The researchers selected two kinds of iron zeolites and studied the physical structure of the lattice around the iron. They found that the reactivity of the pores in crystal structure varies greatly. The team locked the zeolite crystals in a constrained geometry, which was called the “cage effect”. Using this “cage effect”, the right size hole can be found, which can repeatedly activate 40% of the inactivated site, thus realizing the catalytic cycle. This is a major conceptual progress towards the process of industrial catalysis.
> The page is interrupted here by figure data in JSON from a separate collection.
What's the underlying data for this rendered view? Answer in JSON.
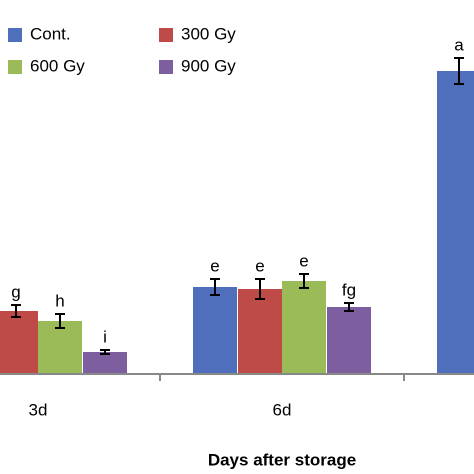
{
  "chart_data": {
    "type": "bar",
    "x_label": "Days after storage",
    "categories": [
      "3d",
      "6d",
      null
    ],
    "ylim": [
      0,
      320
    ],
    "series": [
      {
        "name": "Cont.",
        "color": "#4F6FBC",
        "values": [
          null,
          87,
          303
        ],
        "errors": [
          null,
          8,
          13
        ],
        "letters": [
          null,
          "e",
          "a"
        ]
      },
      {
        "name": "300 Gy",
        "color": "#BE4B48",
        "values": [
          63,
          85,
          0
        ],
        "errors": [
          6,
          10,
          null
        ],
        "letters": [
          "g",
          "e",
          null
        ]
      },
      {
        "name": "600 Gy",
        "color": "#9BBB59",
        "values": [
          53,
          93,
          0
        ],
        "errors": [
          7,
          7,
          null
        ],
        "letters": [
          "h",
          "e",
          null
        ]
      },
      {
        "name": "900 Gy",
        "color": "#7D5FA0",
        "values": [
          22,
          67,
          0
        ],
        "errors": [
          2,
          4,
          null
        ],
        "letters": [
          "i",
          "fg",
          null
        ]
      }
    ]
  }
}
“The catalytic cycle, the process of continuously reactivating the active site, may one day allow us to achieve the goal of continuous and economical production of methanol from methane,” the researchers said.

This fundamental progress helps to clarify the process of producing methanol at room temperature by ferrozeol, but much remains to be done before this process is industrialized.

There is a kind of natural silicate ore that boils when burning, so it is named “zeolite”. Iron zeolite is a synthetic zeolite made from iron and acts as a catalyst in the transformation from methane to methanol. Researchers have previously found that with the help of zeolite, methane can easily and quickly transform into methanol. However, tetrazeolite is easily “inactivated”, which is equivalent to a disposable product. This time, the scientific researchers mainly solve this difficult problem. They use the cage effect to allow the inactivation point to be reactivated and the catalytic process can continue. However, it is still a laboratory result published now, and there is still a long way to go for large-scale application.

Also The zeolite conundrum, Computer calculations have predicted that millions of hypothetical zeolite structures are possible. However, only 232 of these structures have been discovered and synthesized so far, so many zeolite scientists question why only this small fraction of possibilities are being observed. This problem is often referred to as “the bottleneck problem”. Currently, several theories are attempting to explain the reasoning behind this question.

  1. Zeolite synthesis research has primarily been concentrating on hydrothermal methods; however, new zeolites may be synthesized using alternative methods. Synthesis methods that have started to gain use include microwave-assisted, post-synthetic modification, steam.
  2. Geometric computer simulations have shown that the discovered zeolite frameworks possess a behavior known as “the flexibility window”. This shows that there is a range in which the zeolite structure is “flexible” and can be compressed but retain the framework structure. It is suggested that if a framework does not possess this property then it cannot be feasibly synthesized.